Endocrine Abstracts (2018) 58 OC2.2 | DOI: 10.1530/endoabs.58.OC2.2

The relationship of baseline, incremental and peak cortisol following a Short Synacthen Test - single-centre analysis of three years' data

Apoorva Aji1, Sharon Colyer2, Sarah Burn2, Paul Dimitri2, Neil Wright2, Nils Krone1,2 & Charlotte Elder1,2


1The Univeristy of Sheffield, Sheffield, UK; 2Sheffield Children’s NHS Foundation Trust, Sheffield, UK.


Introduction: There is evidence that an early morning plasma cortisol (EMC) below <160 nmol/l is predictive of failing the SST and the corollary is seen with an EMC above >340 nmol/l.
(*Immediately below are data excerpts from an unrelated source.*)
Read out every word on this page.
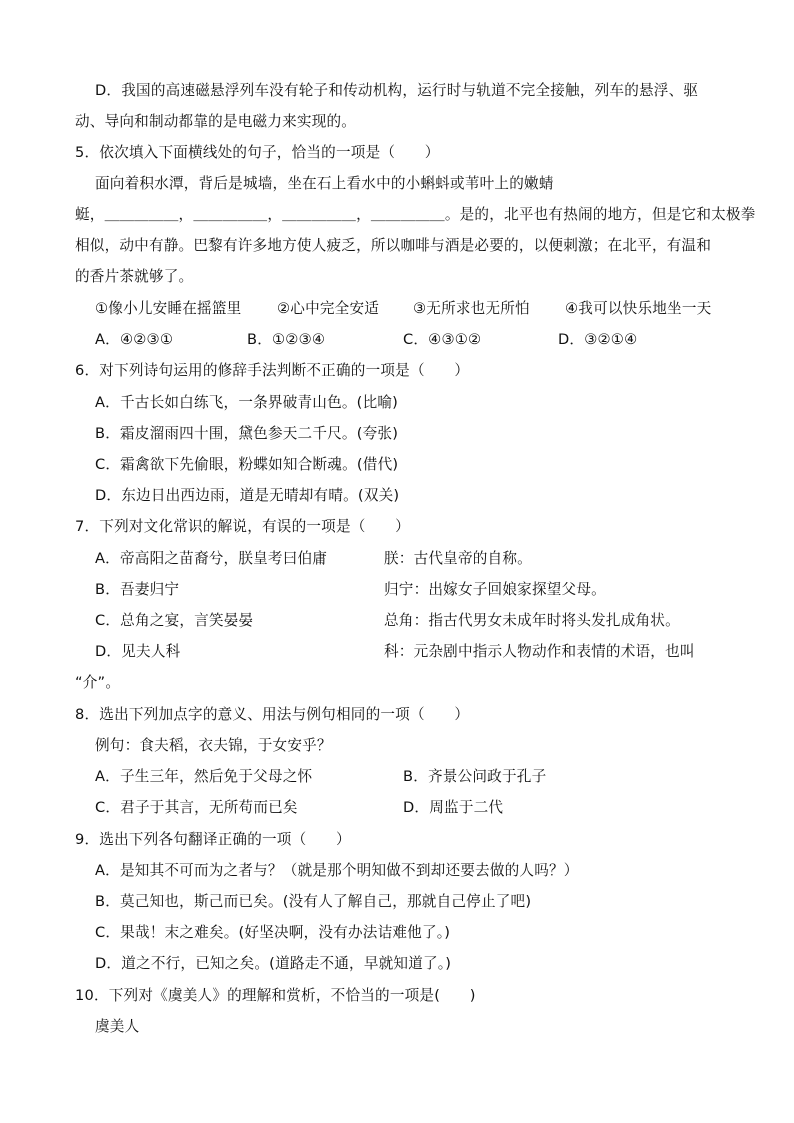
D．我国的高速磁悬浮列车没有轮子和传动机构，运行时与轨道不完全接触，列车的悬浮、驱
动、导向和制动都靠的是电磁力来实现的。
5．依次填入下面横线处的句子，恰当的一项是（　　）
面向着积水潭，背后是城墙，坐在石上看水中的小蝌蚪或苇叶上的嫩蜻
蜓，＿＿＿＿＿，＿＿＿＿＿，＿＿＿＿＿，＿＿＿＿＿。是的，北平也有热闹的地方，但是它和太极拳
相似，动中有静。巴黎有许多地方使人疲乏，所以咖啡与酒是必要的，以便刺激；在北平，有温和
的香片茶就够了。
①像小儿安睡在摇篮里 ②心中完全安适 ③无所求也无所怕 ④我可以快乐地坐一天
A．④②③①	B．①②③④	C．④③①②	D．③②①④
6．对下列诗句运用的修辞手法判断不正确的一项是（　　）
A．千古长如白练飞，一条界破青山色。(比喻)
B．霜皮溜雨四十围，黛色参天二千尺。(夸张)
C．霜禽欲下先偷眼，粉蝶如知合断魂。(借代)
D．东边日出西边雨，道是无晴却有晴。(双关)
7．下列对文化常识的解说，有误的一项是（　　）
A．帝高阳之苗裔兮，朕皇考曰伯庸	朕：古代皇帝的自称。
B．吾妻归宁	归宁：出嫁女子回娘家探望父母。
C．总角之宴，言笑晏晏	总角：指古代男女未成年时将头发扎成角状。
D．见夫人科	科：元杂剧中指示人物动作和表情的术语，也叫
“介”。
8．选出下列加点字的意义、用法与例句相同的一项（　　）
例句：食夫稻，衣夫锦，于女安乎？
A．子生三年，然后免于父母之怀	B．齐景公问政于孔子
C．君子于其言，无所苟而已矣	D．周监于二代
9．选出下列各句翻译正确的一项（　　）
A．是知其不可而为之者与？（就是那个明知做不到却还要去做的人吗？）
B．莫己知也，斯己而已矣。(没有人了解自己，那就自己停止了吧)
C．果哉！末之难矣。(好坚决啊，没有办法诘难他了。)
D．道之不行，已知之矣。(道路走不通，早就知道了。)
10．下列对《虞美人》的理解和赏析，不恰当的一项是(　　)
虞美人
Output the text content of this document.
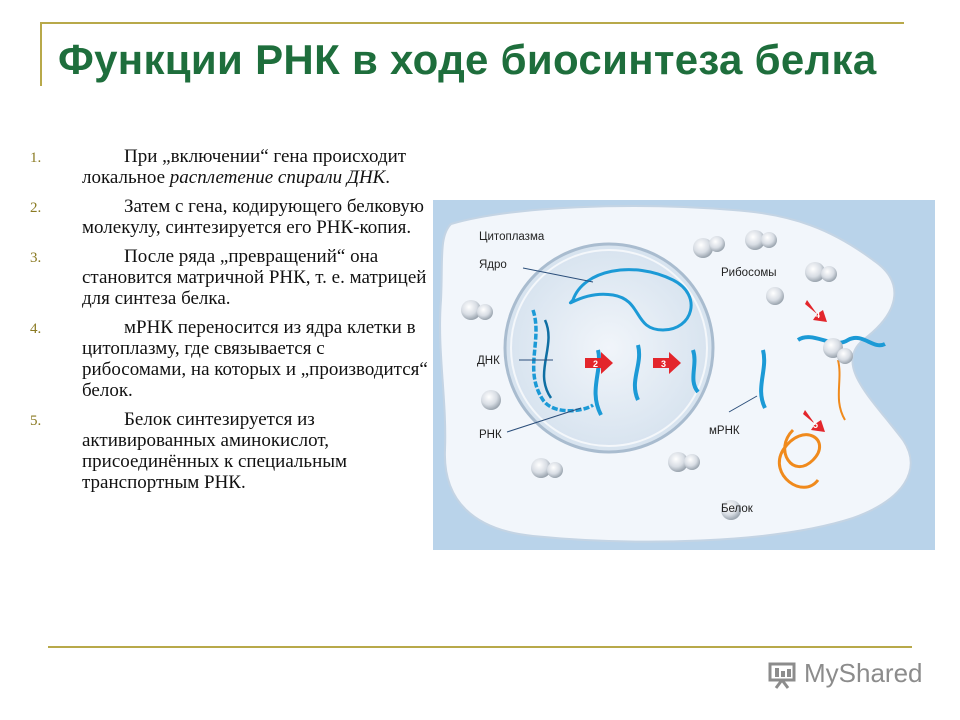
Функции РНК в ходе биосинтеза белка
1.	При „включении“ гена происходит локальное расплетение спирали ДНК.
2.	Затем с гена, кодирующего белковую молекулу, синтезируется его РНК-копия.
3.	После ряда „превращений“ она становится матричной РНК, т. е. матрицей для синтеза белка.
4.	мРНК переносится из ядра клетки в цитоплазму, где связывается с рибосомами, на которых и „производится“ белок.
5.	Белок синтезируется из активированных аминокислот, присоединённых к специальным транспортным РНК.
2	3
4
5
Цитоплазма
Ядро
Рибосомы
ДНК
РНК	мРНК
Белок
MyShared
Using an EMC to screen patients for AI has been advocated, although there is a paucity of paediatric studies. Modern sensitive and specific cortisol assays make deriving local diagnostic thresholds important. We analysed our SST data since the introduction of a new cortisol assay to derive screening thresholds for SST and examined the relationship between the basal, incremental and peak plasma cortisol.

Methods: All SST performed between September 2014 and 2017 were retrospectively analysed. Cortisol quantification was performed on the Abbott Architect i1000 chemiluminescent immunoassay (CVs <5%). A ‘pass’ for the SST is currently 430 nmol/l. Basal cortisol was used as a surrogate for EMC and correlation coefficients with increment and peak examined. Subgroup analysis was performed using sex and an age-approximate for pubertal status (0–9 and 10–16 years of age). Positive and negative predictive values using a basal plasma cortisol of <160 nmol/l and >340 nmol/l respectively were calculated. Predictive values were calculated using different cuts offs.

Results: Overall 393 SSTs were included (209M, 184F, 175 ‘prepubertal’, 218 ‘post-pubertal’). The correlation coefficient for basal and peak cortisol was 0.63, (0.63 female, 0.62 male; 0.65 0–9 years, 0.66 10–16 years). There was no relationship in any of the groups between basal and incremental cortisol (overall data correlation coefficient −0.061). Of the cohort 28% had basal cortisols <160 nmol/l of whom 58% ‘failed’ the SST, PPV=0.58. Correspondingly 13% had basal cortisols >339 nmol/l, none of whom ‘failed’ the SST, NPV=1. Moving the basal cut off to >320 nmol/l would have resulted in missing three patients who subsequently failed their SST.

Conclusions: There is a reasonably strong relationship between basal and peak cortisol on the SST. No relationship exists between basal and incremental cortisol. Subgroup analysis did not strengthen the correlations. On the Abbott Architect plasma cortisol assay an EMC of >339 nmol/l appears to safely predict passing the SST and <160 nmol/l yields a high PPV for failing the SST.